Иван долго смотрел на меня. Он словно взвешивал, решая…
– Ну что, Митрий, – наконец произнёс он. – Дело сделано. Враги наказаны. Жена моя, молитвами твоими и Божьей милостью, на ноги встала. Вчера уже сама до церкви дошла, свечку поставила.
– Рад слышать, Великий князь, – поклонился я.
– Рад он… – Иван хмыкнул, но глаза его оставались холодными. – Ты мне вот что скажи, лекарь. Ты ведь понимаешь, что знания твои – сила великая?
Я напрягся.
– Понимаю, государь.
– Коли понимаешь, то слушай мой указ. – Иван подался вперёд. – Я даю тебе трёх отроков. Будешь учить их всему, что знаешь сам. Как раны шить, как отраву выводить, как зелья твои варить.
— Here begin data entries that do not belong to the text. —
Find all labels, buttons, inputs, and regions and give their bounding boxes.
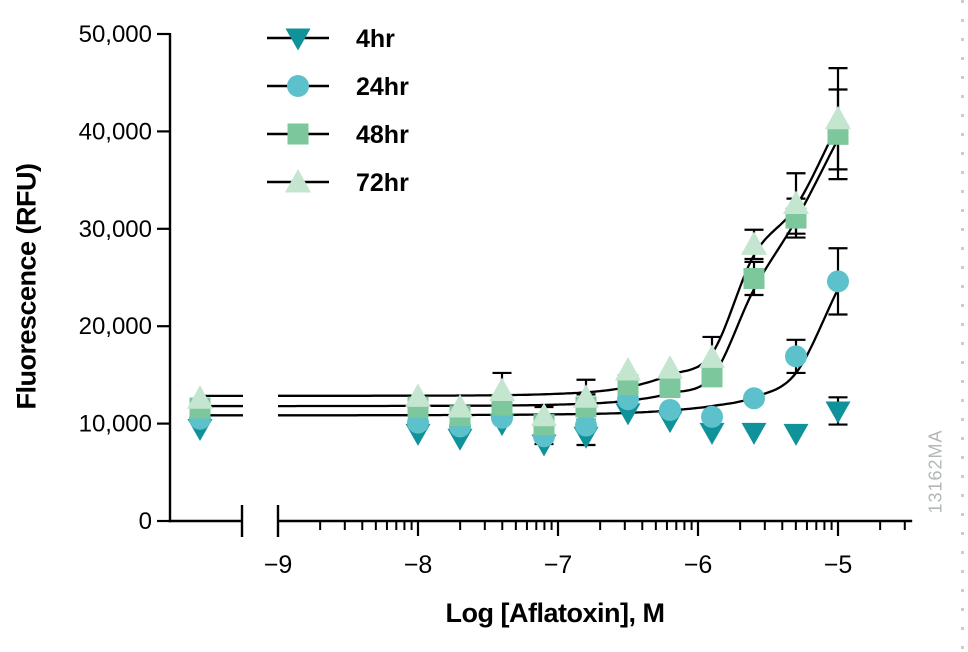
- legend-item-48hr: 48hr: [267, 121, 409, 149]
- series-72hr-markers: [187, 105, 851, 427]
- data-point-4hr: [825, 401, 851, 424]
- y-tick-label: 40,000: [79, 118, 152, 145]
- legend-label-4hr: 4hr: [356, 25, 395, 53]
- x-tick-label: −7: [544, 551, 573, 579]
- x-tick-label: −6: [684, 551, 713, 579]
- data-point-72hr: [825, 105, 851, 130]
- y-tick-label: 30,000: [79, 216, 152, 243]
- legend-item-72hr: 72hr: [267, 169, 409, 197]
- data-point-24hr: [659, 398, 681, 421]
- data-point-72hr-control: [187, 385, 213, 409]
- y-tick-label: 50,000: [79, 21, 152, 48]
- data-point-48hr: [701, 366, 723, 388]
- axes: 0 10,000 20,000 30,000 40,000 50,000 −9 −8 −7 −6 −…: [79, 21, 913, 579]
- legend-marker-24hr: [287, 75, 309, 97]
- data-point-72hr: [405, 383, 431, 407]
- data-point-4hr: [615, 403, 641, 426]
- legend: 4hr 24hr 48hr 72hr: [267, 25, 409, 197]
- data-point-4hr: [741, 422, 767, 445]
- series-4hr-markers: [187, 401, 851, 457]
- legend-label-72hr: 72hr: [356, 169, 409, 197]
- data-point-72hr: [531, 402, 557, 427]
- fit-curve-72hr: [278, 124, 840, 397]
- data-point-24hr: [575, 414, 597, 437]
- watermark-code: 13162MA: [925, 429, 946, 514]
- legend-marker-4hr: [285, 28, 311, 51]
- y-tick-label: 20,000: [79, 313, 152, 340]
- legend-item-24hr: 24hr: [267, 73, 409, 101]
- data-point-72hr: [489, 377, 515, 401]
- x-axis-title: Log [Aflatoxin], M: [445, 598, 665, 628]
- data-point-4hr: [783, 423, 809, 446]
- data-point-24hr: [701, 405, 723, 428]
- data-point-24hr: [785, 345, 807, 368]
- data-point-48hr: [743, 267, 765, 289]
- data-point-4hr: [699, 422, 725, 445]
- legend-marker-48hr: [287, 123, 309, 145]
- y-tick-label: 0: [139, 508, 152, 535]
- y-tick-label: 10,000: [79, 411, 152, 438]
- data-point-72hr: [783, 190, 809, 214]
- y-axis-title: Fluorescence (RFU): [11, 163, 42, 410]
- x-tick-label: −5: [824, 551, 853, 579]
- data-point-72hr: [615, 357, 641, 381]
- legend-label-24hr: 24hr: [356, 73, 409, 101]
- data-point-48hr: [659, 377, 681, 399]
- legend-marker-72hr: [285, 169, 311, 193]
- data-point-72hr: [699, 344, 725, 368]
- data-point-24hr: [827, 270, 849, 293]
- data-point-72hr: [573, 384, 599, 408]
- x-tick-label: −8: [404, 551, 433, 579]
- legend-label-48hr: 48hr: [356, 121, 409, 149]
- fit-curve-48hr: [278, 138, 840, 408]
- data-point-72hr: [741, 231, 767, 255]
- data-point-72hr: [657, 355, 683, 379]
- dotted-cut-line: [961, 0, 964, 652]
- data-point-24hr: [743, 387, 765, 410]
- data-point-72hr: [447, 394, 473, 418]
- fit-curves: [198, 124, 840, 417]
- x-tick-label: −9: [264, 551, 293, 579]
- legend-item-4hr: 4hr: [267, 25, 395, 53]
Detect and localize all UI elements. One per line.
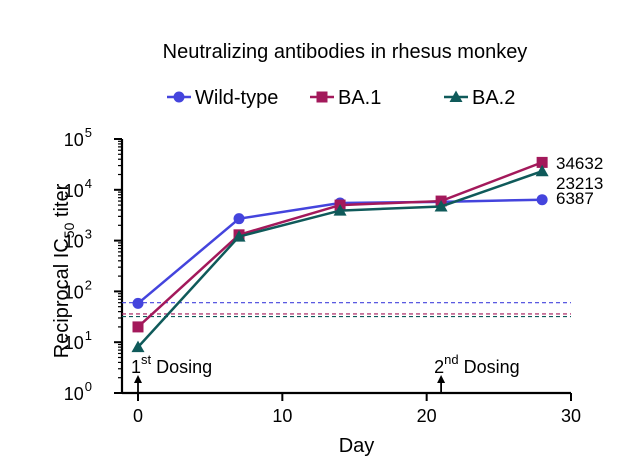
data-point — [535, 164, 549, 177]
dosing-label: 2nd Dosing — [434, 352, 520, 377]
data-point — [131, 340, 145, 353]
data-point — [232, 230, 246, 242]
series-ba-1 — [132, 156, 548, 333]
dosing-annotation: 2nd Dosing — [434, 352, 520, 393]
chart-title: Neutralizing antibodies in rhesus monkey — [163, 41, 528, 63]
legend-item: Wild-type — [167, 87, 278, 109]
dosing-label: 1st Dosing — [131, 352, 212, 377]
data-point — [333, 204, 347, 216]
x-tick-label: 20 — [417, 406, 437, 426]
legend-item: BA.2 — [444, 87, 515, 109]
y-tick-label: 105 — [64, 125, 92, 150]
dosing-arrow-head — [134, 375, 142, 383]
dosing-arrow-head — [437, 375, 446, 383]
x-tick-label: 30 — [561, 406, 581, 426]
data-point — [132, 321, 144, 333]
data-point — [536, 156, 548, 168]
y-tick-label: 102 — [64, 277, 92, 302]
axes: 100 101 102 103 104 105 0 10 20 30 Day Reciprocal I… — [51, 125, 581, 457]
data-point — [434, 199, 448, 212]
legend-label: Wild-type — [195, 87, 278, 109]
end-value-label: 23213 — [556, 174, 603, 193]
data-point — [536, 194, 548, 206]
legend-marker — [316, 91, 328, 103]
legend-label: BA.1 — [338, 87, 381, 109]
legend: Wild-type BA.1 BA.2 — [167, 87, 515, 109]
legend-marker — [449, 90, 463, 102]
end-value-label: 34632 — [556, 154, 603, 173]
y-tick-label: 104 — [64, 176, 92, 201]
data-point — [233, 213, 245, 225]
dosing-annotation: 1st Dosing — [131, 352, 212, 393]
x-tick-label: 0 — [133, 406, 143, 426]
legend-label: BA.2 — [472, 87, 515, 109]
series-layer — [131, 156, 549, 353]
detection-limit-lines — [122, 302, 571, 318]
series-ba-2 — [131, 164, 549, 353]
legend-marker — [173, 91, 185, 103]
y-tick-label: 103 — [64, 227, 92, 252]
x-tick-label: 10 — [272, 406, 292, 426]
x-axis-label: Day — [339, 435, 375, 457]
y-tick-label: 101 — [64, 328, 92, 353]
data-point — [132, 297, 144, 309]
end-value-label: 6387 — [556, 189, 594, 208]
y-tick-label: 100 — [64, 379, 92, 404]
dosing-annotations: 1st Dosing 2nd Dosing — [131, 352, 520, 393]
legend-item: BA.1 — [310, 87, 381, 109]
y-axis-label: Reciprocal IC50 titer — [51, 183, 77, 358]
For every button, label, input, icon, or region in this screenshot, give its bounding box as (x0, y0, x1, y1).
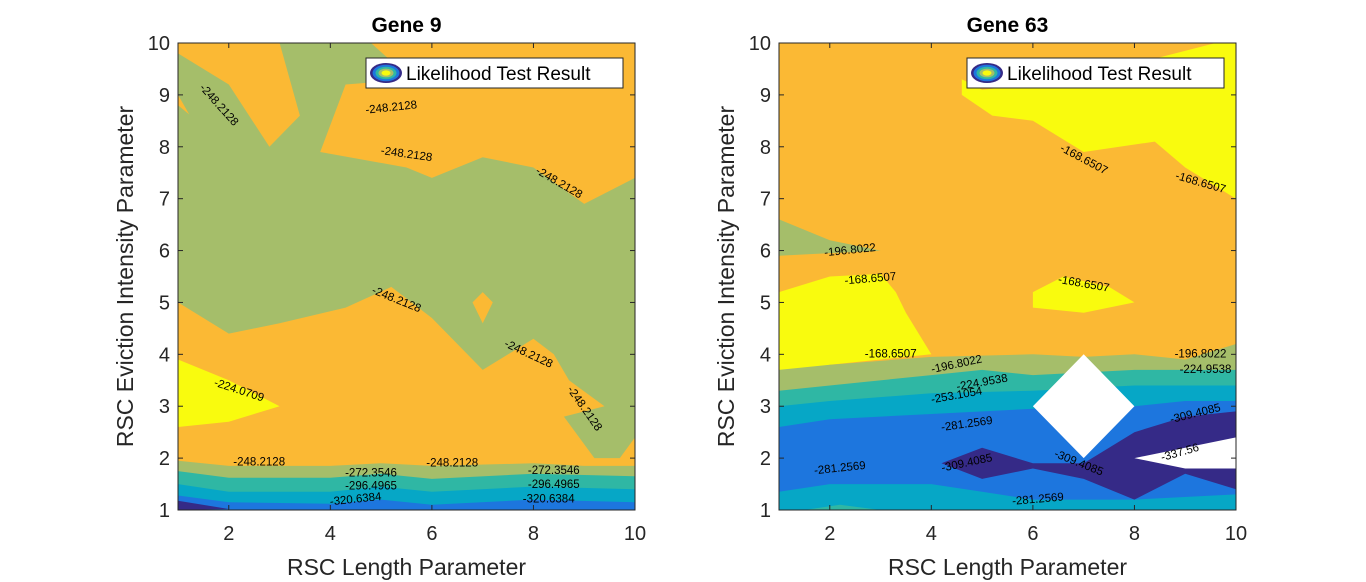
contour-region-olive (178, 43, 635, 459)
legend: Likelihood Test Result (365, 57, 624, 89)
axes-frame (778, 42, 1237, 511)
x-tick-label: 2 (223, 523, 234, 545)
x-tick-label: 4 (325, 523, 336, 545)
contour-plot-2: -168.6507-168.6507-196.8022-168.6507 -168… (713, 14, 1247, 580)
contour-plot-1: -248.2128 -248.2128-248.2128-248.2128-248… (112, 14, 646, 580)
contour-label: -168.6507 (844, 271, 897, 287)
contour-region-navy (941, 411, 1236, 500)
y-tick-label: 7 (760, 189, 771, 211)
x-axis-label: RSC Length Parameter (287, 554, 526, 580)
contour-label: -320.6384 (329, 491, 382, 508)
y-tick-label: 10 (148, 33, 170, 55)
y-tick-label: 4 (760, 344, 771, 366)
contour-region-orange (472, 292, 493, 324)
contour-label: -224.9538 (1180, 364, 1232, 376)
y-tick-label: 9 (760, 85, 771, 107)
legend-label: Likelihood Test Result (1007, 64, 1192, 85)
y-tick-label: 5 (159, 292, 170, 314)
y-tick-label: 8 (159, 137, 170, 159)
contour-region-yellow (779, 273, 932, 376)
contour-label: -296.4965 (528, 479, 580, 491)
contour-label: -272.3546 (345, 468, 397, 480)
x-tick-label: 8 (528, 523, 539, 545)
contour-label: -272.3546 (528, 465, 580, 477)
y-tick-label: 1 (159, 500, 170, 522)
y-tick-label: 10 (749, 33, 771, 55)
legend-box (365, 57, 624, 89)
contour-region-navy (178, 500, 229, 510)
y-tick-label: 1 (760, 500, 771, 522)
y-tick-label: 3 (760, 396, 771, 418)
contour-region-white (1032, 354, 1135, 459)
x-tick-label: 10 (624, 523, 646, 545)
x-tick-label: 2 (824, 523, 835, 545)
contour-label: -248.2128 (426, 457, 478, 469)
axes-frame (177, 42, 636, 511)
legend: Likelihood Test Result (966, 57, 1225, 89)
legend-label: Likelihood Test Result (406, 64, 591, 85)
contour-region-teal (804, 504, 881, 510)
contour-region-olive (779, 219, 881, 256)
contour-region-white (1134, 437, 1236, 469)
y-tick-label: 7 (159, 189, 170, 211)
contour-label: -281.2569 (1012, 491, 1065, 507)
x-tick-label: 4 (926, 523, 937, 545)
x-tick-label: 6 (1027, 523, 1038, 545)
x-tick-label: 10 (1225, 523, 1247, 545)
x-tick-label: 8 (1129, 523, 1140, 545)
y-tick-label: 8 (760, 137, 771, 159)
contour-region-yellow (1032, 276, 1135, 313)
chart-title: Gene 63 (967, 14, 1049, 37)
y-axis-label: RSC Eviction Intensity Parameter (112, 106, 138, 448)
contour-label: -168.6507 (865, 348, 917, 360)
y-axis-label: RSC Eviction Intensity Parameter (713, 106, 739, 448)
contour-label: -196.8022 (824, 242, 877, 259)
contour-label: -196.8022 (1175, 348, 1227, 360)
contour-label: -296.4965 (345, 481, 397, 493)
y-tick-label: 2 (760, 448, 771, 470)
legend-contour-icon (381, 70, 391, 76)
x-axis-label: RSC Length Parameter (888, 554, 1127, 580)
legend-contour-icon (982, 70, 992, 76)
x-tick-label: 6 (426, 523, 437, 545)
contour-region-cyan (779, 484, 1236, 510)
chart-title: Gene 9 (371, 14, 441, 37)
contour-label: -281.2569 (814, 460, 867, 477)
y-tick-label: 3 (159, 396, 170, 418)
legend-box (966, 57, 1225, 89)
contour-label: -320.6384 (523, 494, 575, 506)
y-tick-label: 2 (159, 448, 170, 470)
y-tick-label: 4 (159, 344, 170, 366)
contour-region-blue (178, 495, 635, 510)
contour-label: -248.2128 (365, 99, 418, 116)
contour-label: -248.2128 (233, 456, 285, 468)
y-tick-label: 6 (760, 241, 771, 263)
y-tick-label: 9 (159, 85, 170, 107)
contour-region-yellow (178, 359, 280, 427)
y-tick-label: 5 (760, 292, 771, 314)
y-tick-label: 6 (159, 241, 170, 263)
И про «заразу» эту невидимую тоже расскажешь.
– Как прикажешь, Великий князь, – как можно благодушнее ответил я. – Только позволь отроков я сам отберу. Мне нужны те, у кого руки не трясутся и голова не только умеет есть, но и думать.
Иван нахмурился. Ему не сильно понравилось, что я условия ставлю, но вскоре лицо его разгладилось и он одобрительно кивнул.
– Добро. Сам выберешь. Теперь о другом.
Иван Васильевич встал и спустился с возвышения, подошёл ко мне вплотную.
– Ты мне нужен здесь, в Москве, при дворе. Лекарем будешь главным… Жалование положу такое, что бояре завидовать станут. Дом дам каменный. Только служи мне, Митрий.
Предложение было щедрым.
Но всё моё нутро кричало, что если останусь, то проживу тут недолго. Что это не мой путь! Я не достигну того, чего мог бы сделать в своей второй жизни. Москва – это интриги. Это зависимость от настроения государя.
– Прости, Великий князь, – твёрдо сказал я, – но прошу тебя – отпусти домой.